Producers of metals and other raw materials rose as optimism about the outlook for economic growth offset a slide in precious-metals prices.

Accelerated distribution of vaccines and continued negotiations on an economic-stimulus bill have spurred hopes for improved economic growth worldwide this year.

"We don't think the modest selloff in the S&P 500 is indicative of a fundamental shift in the outlook for the economy and corporate profits," said strategists at money manager UBS Global Wealth Management, in a note to clients.

The price of silver dropped by about 7% on futures markets as an attempt by day traders to orchestrate a "short squeeze" in the commodity appeared to fail.

Reddit-inspired traders wreaked havoc on global markets when they succeeded in forcing short-sellers to buy back bets against GameStop last week. This week, however, the day traders' hold on markets loosened.

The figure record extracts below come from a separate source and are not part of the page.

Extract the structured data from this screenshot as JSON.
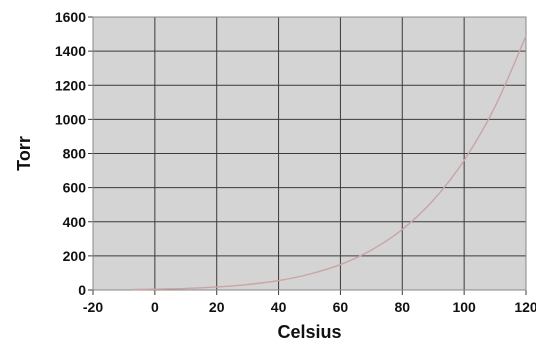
{
  "chart_data": {
    "type": "line",
    "title": "",
    "xlabel": "Celsius",
    "ylabel": "Torr",
    "xlim": [
      -20,
      120
    ],
    "ylim": [
      0,
      1600
    ],
    "x_ticks": [
      -20,
      0,
      20,
      40,
      60,
      80,
      100,
      120
    ],
    "y_ticks": [
      0,
      200,
      400,
      600,
      800,
      1000,
      1200,
      1400,
      1600
    ],
    "grid": true,
    "legend": "none",
    "colors": {
      "plot_background": "#d4d4d4",
      "grid": "#3a3a3a",
      "line": "#c9a5a5",
      "frame": "#888888"
    },
    "series": [
      {
        "x": [
          -7,
          0,
          10,
          20,
          30,
          40,
          50,
          60,
          70,
          80,
          90,
          100,
          110,
          120
        ],
        "y": [
          3,
          5,
          9,
          18,
          32,
          55,
          93,
          149,
          234,
          355,
          526,
          760,
          1075,
          1489
        ]
      }
    ]
  }
}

The iShares Silver Fund, an exchange-traded fund that tracks the price of silver, took in a net $868 million Friday, its biggest one-day influx since it was created in 2006. A further $511 million entered the fund Monday, when silver futures prices posted their biggest one-day advance in over a decade and hit an eight-year high.

But the boost to the price of silver from the orchestrated pumping of money into the ETF was always going to be temporary, given day traders' inability to corner the market in physical silver.

A recent rally in global steel prices reflected supply curtailed by the coronavirus pandemic and will likely be short lived, according to analysts at credit-ratings agency Fitch Ratings.